Far more so than any other area of medicine, psychiatry requires the need for nuance in prescribing decisions and the ability to treat the patient as an individual rather than an ‘n’ in a randomised controlled trial (RCT). While mood disorders do share many similar features, no two patient experiences are identical, and thus no two treatment plans should be either. I believe that there are several augmentation strategies for both bipolar depression and treatment-resistant depression which are at present being significantly underutilised in Australia.

The first of these underutilised augmentation strategies is the addition of a psychostimulant. At present, the RANZCP Guidelines suggest that there is ‘insufficient evidence to recommend the routine use of psychostimulants as an augmentation strategy’ (Malhi et al., 2015: 1125). There are indeed good reasons to be cautious, but many of the theoretical arguments – such as switch into hypomania, abuse and so on – have seldom manifested into reality. While it is true that Shire was not able to get the desired endpoint of its study into lisdexamfetamine use in major depressive disorder, there are many individuals who would benefit from this drug (or methylphenidate), especially those with severe fatigue – an oft-forgotten but severely debilitating aspect of a depressive phase. Moreover, modafinil is also showing promising signs and should be taken much more seriously. Goss et al. (2013) considered six RCT studies (910 patients) of adjunct modafinil use in acute depression and bipolar depression, finding that it showed ‘significant positive effect on fatigue symptoms (95% CI, −0.42 to −0.05). The adverse events were no different to placebo’ (p. 1101). We must also strongly consider the role of psychostimulants being used on an ‘as needs’ rather than routine basis.

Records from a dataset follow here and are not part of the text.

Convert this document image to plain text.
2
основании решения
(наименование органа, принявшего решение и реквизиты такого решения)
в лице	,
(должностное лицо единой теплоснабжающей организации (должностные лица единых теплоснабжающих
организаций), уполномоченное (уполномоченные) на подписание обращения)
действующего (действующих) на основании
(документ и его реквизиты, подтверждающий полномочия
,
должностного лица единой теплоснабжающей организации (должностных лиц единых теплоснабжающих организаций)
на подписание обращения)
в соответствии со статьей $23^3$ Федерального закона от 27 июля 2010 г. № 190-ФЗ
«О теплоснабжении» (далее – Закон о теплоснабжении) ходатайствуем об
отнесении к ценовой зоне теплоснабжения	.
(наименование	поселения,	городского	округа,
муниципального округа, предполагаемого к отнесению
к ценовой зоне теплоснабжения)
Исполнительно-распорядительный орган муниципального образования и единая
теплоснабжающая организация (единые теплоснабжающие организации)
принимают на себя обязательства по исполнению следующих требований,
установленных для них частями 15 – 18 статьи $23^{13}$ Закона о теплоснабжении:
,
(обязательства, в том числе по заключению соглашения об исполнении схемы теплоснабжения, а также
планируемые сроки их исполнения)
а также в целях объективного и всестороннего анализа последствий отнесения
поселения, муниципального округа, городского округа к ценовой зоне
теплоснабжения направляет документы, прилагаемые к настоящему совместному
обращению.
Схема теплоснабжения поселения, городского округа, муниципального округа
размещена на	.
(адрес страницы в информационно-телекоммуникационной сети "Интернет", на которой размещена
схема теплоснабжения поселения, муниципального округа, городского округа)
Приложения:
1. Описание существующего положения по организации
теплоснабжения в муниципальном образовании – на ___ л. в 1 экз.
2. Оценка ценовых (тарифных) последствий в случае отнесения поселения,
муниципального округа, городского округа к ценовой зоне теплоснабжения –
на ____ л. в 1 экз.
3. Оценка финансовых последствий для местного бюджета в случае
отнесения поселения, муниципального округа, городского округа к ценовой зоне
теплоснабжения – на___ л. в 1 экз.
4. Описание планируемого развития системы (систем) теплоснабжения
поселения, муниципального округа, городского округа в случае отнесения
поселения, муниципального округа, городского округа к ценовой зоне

The norepinephrine-dopamine re-uptake inhibitor (NDRI) bupropion is also being underused in Australia. We know the role that norepinephrine and dopamine play in motivation, concentration and interest. In bipolar depression, it can be added to lamotrigine, while in treatment resistant depression (TRD) it can be added to an selective serotonin reuptake inhibitor (SSRI) (with the latter possibly creating positive synergistic effects).

Finally, agomelatine. While perhaps not efficacious enough on its own, it is nonetheless a very useful ‘helping hand’ augmentation strategy – especially in instances where depression is causing disturbances to sleep-wake patterns. We know that agomelatine can help greatly to resynchronise circadian rhythm. It also has a very minimal side effect profile (the low chance of hepatotoxicity can easily be managed with blood tests, and using 25 mg rather than 50). It may be a good option for patients who find that SSRIs cause an unacceptable level of emotional blunting (as was shown in Corruble et al., 2013) and has the added bonus of treating anxiolytic features.

We must always remember that no two experiences of a mood disorder are the same, and thus treatment guidelines (and Pharmaceutical Benefits Scheme (PBS) listing) must accommodate for this by allowing for more unorthodox augmentation options and usage patterns.